Attitudes are no different even in the capital. Jacek, a dark-haired 33-year-old from Warsaw, who has been in a relationship with Marcin, 24, for four years, says they have suffered from persistent prejudice.
The two men were forced to move out of the apartment that they shared in a working-class suburb of the capital city because of both verbal and physical aggression from large groups of unemployed young men.
Marcin lost his job at a branch of US fast-food chain McDonald's, after customers complained to his boss about him employing a gay man.
Now they both live with their parents but, even at home, they cannot live normal lives.
"My parents know about us, they think we are ill and have to see a doctor, go to a priest.
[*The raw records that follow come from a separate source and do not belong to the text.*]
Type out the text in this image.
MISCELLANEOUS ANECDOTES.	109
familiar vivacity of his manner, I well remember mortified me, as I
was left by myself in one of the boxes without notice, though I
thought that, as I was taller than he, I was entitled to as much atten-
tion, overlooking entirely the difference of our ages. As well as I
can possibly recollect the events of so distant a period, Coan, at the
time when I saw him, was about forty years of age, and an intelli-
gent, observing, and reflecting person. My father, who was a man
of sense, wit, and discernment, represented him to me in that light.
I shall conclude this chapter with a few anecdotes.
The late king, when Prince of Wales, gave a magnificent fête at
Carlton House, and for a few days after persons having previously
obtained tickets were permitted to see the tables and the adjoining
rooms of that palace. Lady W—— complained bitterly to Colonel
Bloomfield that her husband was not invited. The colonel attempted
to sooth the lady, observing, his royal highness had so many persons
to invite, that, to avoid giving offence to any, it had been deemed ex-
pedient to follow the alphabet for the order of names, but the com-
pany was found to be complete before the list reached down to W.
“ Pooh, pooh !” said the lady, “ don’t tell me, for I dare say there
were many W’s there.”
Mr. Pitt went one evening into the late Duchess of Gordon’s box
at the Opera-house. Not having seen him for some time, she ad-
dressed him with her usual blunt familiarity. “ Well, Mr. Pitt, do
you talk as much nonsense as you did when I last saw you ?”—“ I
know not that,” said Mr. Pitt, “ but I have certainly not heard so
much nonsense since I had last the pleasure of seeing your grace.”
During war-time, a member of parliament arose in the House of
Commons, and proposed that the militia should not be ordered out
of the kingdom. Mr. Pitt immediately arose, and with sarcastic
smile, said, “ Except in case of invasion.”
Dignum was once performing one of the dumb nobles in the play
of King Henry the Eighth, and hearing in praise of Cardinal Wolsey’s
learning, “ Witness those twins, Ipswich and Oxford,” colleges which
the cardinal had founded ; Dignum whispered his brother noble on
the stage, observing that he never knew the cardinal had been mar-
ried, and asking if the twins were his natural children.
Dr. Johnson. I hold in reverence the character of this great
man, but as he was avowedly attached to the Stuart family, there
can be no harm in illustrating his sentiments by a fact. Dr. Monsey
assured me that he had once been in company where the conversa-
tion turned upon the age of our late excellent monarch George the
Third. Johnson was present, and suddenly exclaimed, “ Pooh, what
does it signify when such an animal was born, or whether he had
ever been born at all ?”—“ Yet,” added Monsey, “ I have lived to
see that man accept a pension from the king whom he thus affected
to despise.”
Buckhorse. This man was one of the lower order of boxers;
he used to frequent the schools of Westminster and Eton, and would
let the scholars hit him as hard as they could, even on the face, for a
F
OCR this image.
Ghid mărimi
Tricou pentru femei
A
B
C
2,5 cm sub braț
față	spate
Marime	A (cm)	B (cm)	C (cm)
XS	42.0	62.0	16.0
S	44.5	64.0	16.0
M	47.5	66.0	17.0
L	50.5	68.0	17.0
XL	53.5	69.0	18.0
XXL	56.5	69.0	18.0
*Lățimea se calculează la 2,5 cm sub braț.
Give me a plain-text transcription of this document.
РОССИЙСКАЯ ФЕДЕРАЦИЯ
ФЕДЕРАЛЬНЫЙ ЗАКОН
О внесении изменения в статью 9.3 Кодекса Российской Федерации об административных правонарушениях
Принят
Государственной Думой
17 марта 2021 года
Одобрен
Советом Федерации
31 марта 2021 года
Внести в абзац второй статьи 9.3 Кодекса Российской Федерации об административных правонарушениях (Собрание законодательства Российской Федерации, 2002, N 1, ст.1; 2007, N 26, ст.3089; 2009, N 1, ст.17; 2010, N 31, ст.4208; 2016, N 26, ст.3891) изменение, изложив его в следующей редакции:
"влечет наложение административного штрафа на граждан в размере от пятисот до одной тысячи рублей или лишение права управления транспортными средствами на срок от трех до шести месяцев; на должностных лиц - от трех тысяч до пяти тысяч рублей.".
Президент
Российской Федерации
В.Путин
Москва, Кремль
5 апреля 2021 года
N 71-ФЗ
If we walk on the street together, people will often shout at us `You homosexuals, get away from here,'" said Jacek.
A British gay couple James, 23 and Steven, 32, got the cold shoulder last month in the southern city of Bielsku when shocked officials discovered that they had been selected for an exchange from a twin town in England.
This followed a decision in May by Warsaw's right-wing mayor, Lech Kaczynski, to ban an annual gay parade in the Polish capital, citing security reasons after plans for a rival anti-homosexual protest.
There have been some steps forward -- in line with EU legislation, Poland has amended its laws to forbid discrimination at work on grounds of sexual orientation.
But public attitudes have not evolved, with the head of the Catholic Church Cardinal Jozef Glemp telling public radio a year ago that he "hated" seeing men kiss each other.
"It depresses me a lot because it is against human nature," he said.